WILLIAM White was 15 years old when he saw his dad dump something of value into the garbage bin.

William remembered the moment like it was yesterday: "his exact words to me were... I can't handle this any longer son, this has got to go into the bin".

The 70-year-old Koongal man said he saw a flash of colour from the items his dad had tossed into the garbage.

When William asked his dad, Cedric White, what the items were, his father replied "they are my war medals".

DAY OF REMEMBRANCE: Koongal’s William White remembers his grandfather Herbert White and his father Cedric Herbert White who each served in the First and Second World Wars respectively. BELOW LEFT: William’s grandfather, a young Herbert White.
DAY OF REMEMBRANCE: Koongal’s William White remembers his grandfather Herbert White and his father Cedric Herbert White who each served in the First and Second World Wars respectively. BELOW LEFT: William’s grandfather, a young Herbert White. Chris Ison Rokcwar

They were the medals William's father had received for his service in Papua New Guinea during the Second World War.
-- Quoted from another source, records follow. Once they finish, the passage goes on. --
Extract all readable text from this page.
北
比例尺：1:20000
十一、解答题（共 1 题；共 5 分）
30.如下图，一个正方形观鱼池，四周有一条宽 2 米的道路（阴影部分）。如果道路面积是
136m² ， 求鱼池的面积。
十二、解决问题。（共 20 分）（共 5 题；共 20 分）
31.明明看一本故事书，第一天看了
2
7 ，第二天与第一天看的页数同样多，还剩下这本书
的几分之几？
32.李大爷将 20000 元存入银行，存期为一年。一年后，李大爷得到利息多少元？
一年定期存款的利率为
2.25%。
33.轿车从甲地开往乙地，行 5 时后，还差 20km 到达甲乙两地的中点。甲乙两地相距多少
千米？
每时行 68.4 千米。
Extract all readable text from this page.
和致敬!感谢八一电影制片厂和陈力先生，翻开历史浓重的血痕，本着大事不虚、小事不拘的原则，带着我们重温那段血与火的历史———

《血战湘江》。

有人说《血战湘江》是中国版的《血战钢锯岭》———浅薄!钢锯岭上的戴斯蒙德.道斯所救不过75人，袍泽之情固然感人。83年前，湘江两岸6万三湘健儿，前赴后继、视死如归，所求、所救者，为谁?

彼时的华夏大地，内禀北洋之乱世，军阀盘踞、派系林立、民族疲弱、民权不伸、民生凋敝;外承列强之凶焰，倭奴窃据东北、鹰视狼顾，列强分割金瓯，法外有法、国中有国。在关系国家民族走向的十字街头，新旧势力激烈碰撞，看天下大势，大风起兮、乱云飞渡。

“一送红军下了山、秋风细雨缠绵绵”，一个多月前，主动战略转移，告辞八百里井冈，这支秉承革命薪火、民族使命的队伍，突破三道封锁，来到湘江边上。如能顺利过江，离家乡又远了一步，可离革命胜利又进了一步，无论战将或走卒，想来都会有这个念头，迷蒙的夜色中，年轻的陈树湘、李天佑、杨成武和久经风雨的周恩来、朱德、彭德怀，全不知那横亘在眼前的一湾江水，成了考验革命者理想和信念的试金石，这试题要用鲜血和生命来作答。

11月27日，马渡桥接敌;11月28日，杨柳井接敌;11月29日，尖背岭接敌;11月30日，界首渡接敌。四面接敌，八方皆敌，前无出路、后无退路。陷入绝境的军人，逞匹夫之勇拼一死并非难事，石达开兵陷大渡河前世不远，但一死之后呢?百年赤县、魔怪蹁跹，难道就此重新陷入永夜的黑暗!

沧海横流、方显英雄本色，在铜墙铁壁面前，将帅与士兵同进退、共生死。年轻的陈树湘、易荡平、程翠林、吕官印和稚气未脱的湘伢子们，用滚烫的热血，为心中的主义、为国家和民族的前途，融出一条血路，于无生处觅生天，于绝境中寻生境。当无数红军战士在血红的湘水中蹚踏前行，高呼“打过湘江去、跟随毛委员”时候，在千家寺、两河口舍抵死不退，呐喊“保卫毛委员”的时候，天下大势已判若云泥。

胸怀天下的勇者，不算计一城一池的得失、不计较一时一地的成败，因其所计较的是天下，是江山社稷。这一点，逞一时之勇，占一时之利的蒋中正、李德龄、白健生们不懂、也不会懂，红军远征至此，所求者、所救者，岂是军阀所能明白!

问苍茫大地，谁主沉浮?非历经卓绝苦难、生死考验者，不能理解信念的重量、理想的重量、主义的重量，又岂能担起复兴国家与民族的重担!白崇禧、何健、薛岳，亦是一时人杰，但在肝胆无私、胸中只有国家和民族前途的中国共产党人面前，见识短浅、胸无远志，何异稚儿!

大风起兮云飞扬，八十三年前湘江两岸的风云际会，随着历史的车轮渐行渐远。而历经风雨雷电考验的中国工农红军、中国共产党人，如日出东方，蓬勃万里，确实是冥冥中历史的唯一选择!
William yesterday told the Morning Bulletin his father's pain was a deep-rooted one.

Cedric's experiences during the war went with him to his grave.

Today is a special day for William and his family.

It's not the 100-year anniversary of the day William's father discarded his medals.

It's far more significant for William, who today will be heading to the Emu Park RSL to remember his father and grandfather.

Cedric Herbert White, Herbert White and Darrell George White.
Cedric Herbert White, Herbert White and Darrell George White.

Exactly 100 years ago, his grandfather, Herbert White enlisted in the Australian Imperial Forces to fight in the First World War. Coming from an "anti-war" family, William always remembered his father sitting on the edge of his bed, with his head in his hands.

This was in the years after the Second World War.

"I could never understand why my father was always so sad," William said as his emotions began stirring.

"My father (Cedric) went away as a 19-year-old boy, and come back as an alcoholic."

"He would never go to an Anzac Day march... he always said I am not going to do anything that glorifies war."

For William, the pain is immense every time he thinks about what one soldier endured in the years after the war.

His family was from Brisbane originally.

Grandfather Herbert worked at the mines in Mt Morgan, before he enlisted in the AIF when he was 32 years old.